Judge Clive Plasket said in most cases where firearms are found in the home of someone who later denies all knowledge of them or says they must have been planted by the police, the trial court would reject such a claim saying it couldn’t reasonably possibly be true. Courts would ask why the police would plant firearms in the home of an innocent person, and how the person living in the house didn’t know about the firearms. How else could the firearms have arrived at the house other than via the accused person?

‘The damage that (Boshoff’s conduct) does to the administration of justice is difficult to over-state.’ For his scheme to work, innocent people had to be arrested, and the ‘anxiety and fear’ that his victims felt wasn’t hard to imagine.

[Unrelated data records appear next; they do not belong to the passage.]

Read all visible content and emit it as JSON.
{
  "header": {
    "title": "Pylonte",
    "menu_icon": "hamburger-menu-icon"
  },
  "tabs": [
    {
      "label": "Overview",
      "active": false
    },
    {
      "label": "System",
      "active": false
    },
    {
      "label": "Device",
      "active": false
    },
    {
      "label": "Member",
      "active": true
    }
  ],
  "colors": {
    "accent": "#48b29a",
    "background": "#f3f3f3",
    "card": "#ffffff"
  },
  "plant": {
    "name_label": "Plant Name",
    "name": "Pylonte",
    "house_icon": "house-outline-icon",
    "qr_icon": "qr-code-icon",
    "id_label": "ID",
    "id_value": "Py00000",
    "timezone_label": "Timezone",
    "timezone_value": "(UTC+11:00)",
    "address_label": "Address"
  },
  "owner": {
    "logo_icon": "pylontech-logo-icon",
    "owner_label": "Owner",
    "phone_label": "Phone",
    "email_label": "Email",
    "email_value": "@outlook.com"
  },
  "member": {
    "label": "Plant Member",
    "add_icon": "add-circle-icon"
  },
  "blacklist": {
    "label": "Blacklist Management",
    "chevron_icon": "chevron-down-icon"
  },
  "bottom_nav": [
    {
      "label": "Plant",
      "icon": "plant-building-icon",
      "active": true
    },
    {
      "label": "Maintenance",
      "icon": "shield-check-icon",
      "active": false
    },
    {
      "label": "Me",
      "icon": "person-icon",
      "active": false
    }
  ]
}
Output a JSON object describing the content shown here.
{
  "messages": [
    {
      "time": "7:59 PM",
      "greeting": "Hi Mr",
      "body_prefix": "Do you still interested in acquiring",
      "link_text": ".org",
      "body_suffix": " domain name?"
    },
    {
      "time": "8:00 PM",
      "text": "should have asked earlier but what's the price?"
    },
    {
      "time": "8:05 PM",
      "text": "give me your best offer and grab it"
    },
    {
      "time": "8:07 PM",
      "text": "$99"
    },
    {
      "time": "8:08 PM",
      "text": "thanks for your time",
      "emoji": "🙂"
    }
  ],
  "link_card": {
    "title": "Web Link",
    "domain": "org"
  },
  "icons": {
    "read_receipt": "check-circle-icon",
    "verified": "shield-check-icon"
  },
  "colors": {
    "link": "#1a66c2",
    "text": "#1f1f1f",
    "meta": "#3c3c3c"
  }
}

Their powerlessness in the face of the might of the state, maliciously working against them, ‘conjures frightening images of arbitrary and capricious power reminiscent of Franz Kafka’s The Trial. People are entitled to believe that the police can be trusted,’ the judge added.

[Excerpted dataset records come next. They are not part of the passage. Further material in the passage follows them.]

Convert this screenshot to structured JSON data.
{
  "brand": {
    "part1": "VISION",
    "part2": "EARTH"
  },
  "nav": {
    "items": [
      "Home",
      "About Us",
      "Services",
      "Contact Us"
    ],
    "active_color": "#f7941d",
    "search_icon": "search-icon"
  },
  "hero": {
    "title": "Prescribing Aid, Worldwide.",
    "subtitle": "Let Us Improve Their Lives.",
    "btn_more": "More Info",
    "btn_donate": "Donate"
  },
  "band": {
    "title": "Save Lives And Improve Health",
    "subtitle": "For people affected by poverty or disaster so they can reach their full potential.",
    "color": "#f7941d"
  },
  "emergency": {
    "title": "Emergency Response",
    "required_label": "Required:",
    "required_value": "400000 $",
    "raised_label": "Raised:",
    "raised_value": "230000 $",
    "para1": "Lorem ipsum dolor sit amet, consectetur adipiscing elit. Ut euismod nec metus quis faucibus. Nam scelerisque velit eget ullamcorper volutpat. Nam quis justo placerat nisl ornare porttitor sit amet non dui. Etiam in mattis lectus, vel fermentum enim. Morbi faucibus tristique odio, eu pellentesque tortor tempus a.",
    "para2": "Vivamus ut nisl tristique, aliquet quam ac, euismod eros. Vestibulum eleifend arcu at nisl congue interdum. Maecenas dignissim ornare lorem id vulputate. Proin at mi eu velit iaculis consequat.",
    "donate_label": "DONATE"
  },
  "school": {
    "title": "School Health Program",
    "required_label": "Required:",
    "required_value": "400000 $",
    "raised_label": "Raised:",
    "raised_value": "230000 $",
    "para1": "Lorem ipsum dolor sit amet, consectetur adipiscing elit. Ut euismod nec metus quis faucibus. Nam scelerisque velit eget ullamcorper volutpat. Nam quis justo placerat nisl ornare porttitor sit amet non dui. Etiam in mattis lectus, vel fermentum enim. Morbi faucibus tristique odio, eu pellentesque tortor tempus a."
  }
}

The carefully planned offences were carried out over 10 months during which Boshoff could have reflected on his scheme, but he carried on, motivated simply by greed.

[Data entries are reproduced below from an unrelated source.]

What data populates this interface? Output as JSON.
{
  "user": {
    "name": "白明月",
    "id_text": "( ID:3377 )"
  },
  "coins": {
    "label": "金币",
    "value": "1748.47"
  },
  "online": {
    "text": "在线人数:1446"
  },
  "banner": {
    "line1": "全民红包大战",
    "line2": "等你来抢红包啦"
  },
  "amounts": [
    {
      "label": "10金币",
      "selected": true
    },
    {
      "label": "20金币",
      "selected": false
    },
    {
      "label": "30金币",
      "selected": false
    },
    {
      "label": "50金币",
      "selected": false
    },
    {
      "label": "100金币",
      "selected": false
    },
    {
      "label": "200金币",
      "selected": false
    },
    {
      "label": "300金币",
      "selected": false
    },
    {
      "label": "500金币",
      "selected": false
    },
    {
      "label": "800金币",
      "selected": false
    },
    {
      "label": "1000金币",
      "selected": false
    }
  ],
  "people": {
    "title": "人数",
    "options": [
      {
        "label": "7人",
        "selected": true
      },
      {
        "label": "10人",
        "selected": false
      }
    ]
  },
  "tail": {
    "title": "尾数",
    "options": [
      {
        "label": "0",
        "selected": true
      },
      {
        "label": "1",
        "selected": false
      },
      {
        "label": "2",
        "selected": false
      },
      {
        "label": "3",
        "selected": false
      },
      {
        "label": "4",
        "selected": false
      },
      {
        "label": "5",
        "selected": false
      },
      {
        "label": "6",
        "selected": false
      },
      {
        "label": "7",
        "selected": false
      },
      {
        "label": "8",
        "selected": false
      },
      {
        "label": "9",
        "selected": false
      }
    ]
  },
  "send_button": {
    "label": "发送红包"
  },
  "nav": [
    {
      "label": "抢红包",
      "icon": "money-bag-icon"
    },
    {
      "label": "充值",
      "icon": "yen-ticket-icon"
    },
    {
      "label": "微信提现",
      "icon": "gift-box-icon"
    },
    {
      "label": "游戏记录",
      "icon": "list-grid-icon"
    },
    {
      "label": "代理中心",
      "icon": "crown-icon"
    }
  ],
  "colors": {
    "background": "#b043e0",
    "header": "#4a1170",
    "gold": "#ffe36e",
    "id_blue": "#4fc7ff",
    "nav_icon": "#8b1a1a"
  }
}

People were sick and tired of ‘widespread corruption’ by state functionaries, said Judge Plasket. They expected, legitimately so, that the courts would take stern action against those who have abused their trust.

Boshoff’s favourable personal circumstances were outweighed by the ‘overwhelming aggravation’ in the case, said the judge, and concluded that the 15 year minimum sentence was not disproportionate to the crime, the offender and the interests of society. He ordered that the lesser sentences run concurrently so that Boshoff’s effective imprisonment would be 15 years.